I did this (1" thick) when building our walk-out lower-level home over 20 years ago. Much warmer floor and no moisture problems!
From Marv's FWIW Dept.


Top of pagePrevious messageNext messageBottom of page Link to this message  By Rob Leonard on Friday, March 17, 2017 - 12:57 pm:

Put some fans in there to keep the air moving, makes a big difference.


Top of pagePrevious messageNext messageBottom of page Link to this message  By Rick Shinta on Friday, March 17, 2017 - 01:36 pm:

There is a forum called the Garage Journal and they have a flooring section that covers what you are looking for .


Top of pagePrevious messageNext messageBottom of page Link to this message  By Fred Schrope - Upland, IN on Friday, March 17, 2017 - 03:43 pm:

Kurt Baltrusch has it right. MOST of the water is coming from the air and not the concrete floor.


Top of pagePrevious messageNext messageBottom of page Link to this message  By Troy Todd on Saturday, March 18, 2017 - 01:03 am:

I've been going with oscillating fans on timers.
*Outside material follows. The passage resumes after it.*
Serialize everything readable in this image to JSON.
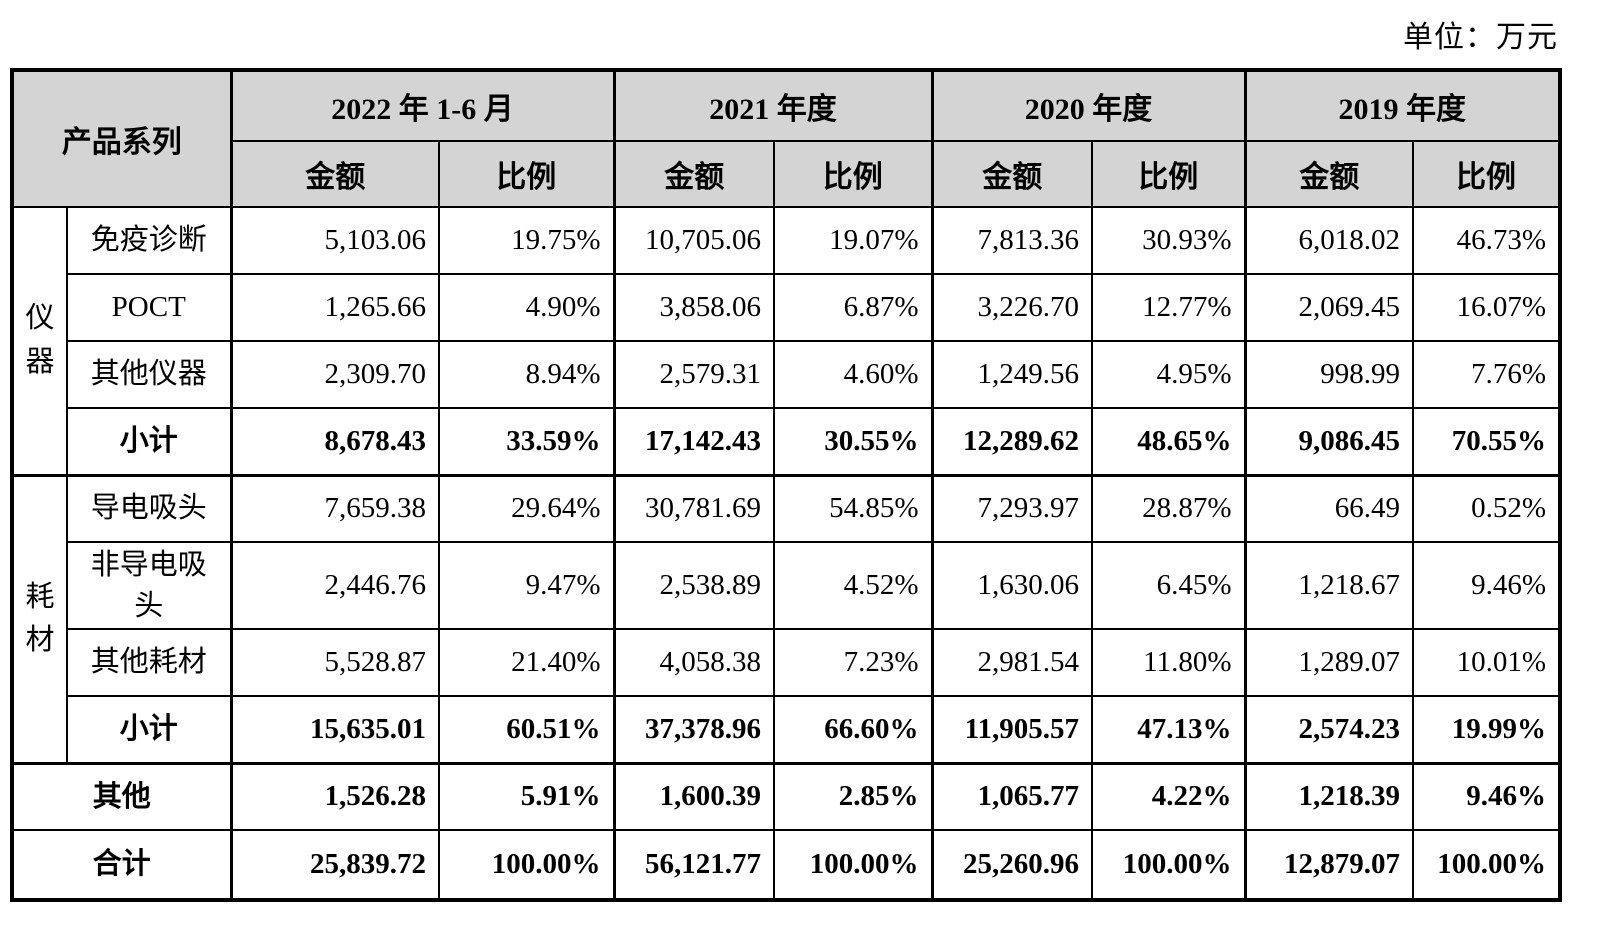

Living in IL the humidity is always high.


Top of pagePrevious messageNext messageBottom of page Link to this message  By Michael Thomas - Centerville, Iowa on Saturday, March 18, 2017 - 08:23 am:

An exhaust fan on a humidistat or timer, or at least a switch will solve your problem. Could be as simple as a bath fan, might need more than one.
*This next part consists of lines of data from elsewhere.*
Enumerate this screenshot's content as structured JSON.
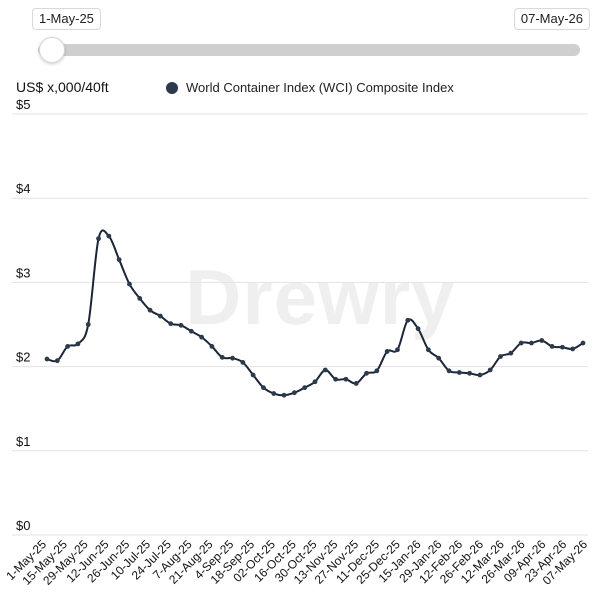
{
  "range": {
    "start": "1-May-25",
    "end": "07-May-26",
    "position": 0
  },
  "watermark": "Drewry",
  "chart_data": {
    "type": "line",
    "ylabel": "US$ x,000/40ft",
    "ylim": [
      0,
      5
    ],
    "yticks": [
      "$0",
      "$1",
      "$2",
      "$3",
      "$4",
      "$5"
    ],
    "grid": "horizontal",
    "legend_position": "top",
    "series_color": "#1c2536",
    "marker_color": "#2b3a4d",
    "tick_labels": [
      "1-May-25",
      "15-May-25",
      "29-May-25",
      "12-Jun-25",
      "26-Jun-25",
      "10-Jul-25",
      "24-Jul-25",
      "7-Aug-25",
      "21-Aug-25",
      "4-Sep-25",
      "18-Sep-25",
      "02-Oct-25",
      "16-Oct-25",
      "30-Oct-25",
      "13-Nov-25",
      "27-Nov-25",
      "11-Dec-25",
      "25-Dec-25",
      "15-Jan-26",
      "29-Jan-26",
      "12-Feb-26",
      "26-Feb-26",
      "12-Mar-26",
      "26-Mar-26",
      "09-Apr-26",
      "23-Apr-26",
      "07-May-26"
    ],
    "series": [
      {
        "name": "World Container Index (WCI) Composite Index",
        "x": [
          "1-May-25",
          "8-May-25",
          "15-May-25",
          "22-May-25",
          "29-May-25",
          "5-Jun-25",
          "12-Jun-25",
          "19-Jun-25",
          "26-Jun-25",
          "3-Jul-25",
          "10-Jul-25",
          "17-Jul-25",
          "24-Jul-25",
          "31-Jul-25",
          "7-Aug-25",
          "14-Aug-25",
          "21-Aug-25",
          "28-Aug-25",
          "4-Sep-25",
          "11-Sep-25",
          "18-Sep-25",
          "25-Sep-25",
          "02-Oct-25",
          "9-Oct-25",
          "16-Oct-25",
          "23-Oct-25",
          "30-Oct-25",
          "6-Nov-25",
          "13-Nov-25",
          "20-Nov-25",
          "27-Nov-25",
          "4-Dec-25",
          "11-Dec-25",
          "18-Dec-25",
          "25-Dec-25",
          "8-Jan-26",
          "15-Jan-26",
          "22-Jan-26",
          "29-Jan-26",
          "5-Feb-26",
          "12-Feb-26",
          "19-Feb-26",
          "26-Feb-26",
          "5-Mar-26",
          "12-Mar-26",
          "19-Mar-26",
          "26-Mar-26",
          "2-Apr-26",
          "09-Apr-26",
          "16-Apr-26",
          "23-Apr-26",
          "30-Apr-26",
          "07-May-26"
        ],
        "values": [
          2.09,
          2.07,
          2.24,
          2.27,
          2.5,
          3.52,
          3.55,
          3.27,
          2.98,
          2.81,
          2.67,
          2.6,
          2.51,
          2.49,
          2.42,
          2.35,
          2.24,
          2.11,
          2.1,
          2.05,
          1.9,
          1.75,
          1.68,
          1.66,
          1.69,
          1.75,
          1.82,
          1.96,
          1.85,
          1.85,
          1.8,
          1.92,
          1.95,
          2.18,
          2.2,
          2.55,
          2.45,
          2.2,
          2.1,
          1.95,
          1.93,
          1.92,
          1.9,
          1.96,
          2.12,
          2.16,
          2.28,
          2.28,
          2.31,
          2.24,
          2.23,
          2.21,
          2.28
        ]
      }
    ]
  }
}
Top of pagePrevious messageNext messageBottom of page Link to this message  By Scott Kramer,Woodstock,Ontario,Canada on Saturday, March 18, 2017 - 03:41 pm:

When I put the concrete floor in the work shop in 1978,we put styrofoam sheets on the gravel & covered the styrofoam with heavy plastic,then poured the cement.Have never had any problems with condensation under the cars.Chadwick,I know of a person who put carpet on a wooden garage floor to stop condensation.Well a little gasoline leak & a spark from the booster cables & this gentleman lost all his antique cars & a 100 year old plus garage.


Top of pagePrevious messageNext messageBottom of page Link to this message  By Gary H. White - Sheridan, MI on Saturday, March 18, 2017 - 04:42 pm:

Kurt is right. The earth under my concrete floor is well drained sand and very dry so ground source moisture is not a problem for me. If I allow the garage to heat up and cool down by day and night temp. changes or heating for only a few hours I will get condensation that will rust my tools and whatever else is rust prone. Although not always practable keeping temp. constant will mitigate condensation. Otherwise a dehumidifier is likely the best answer.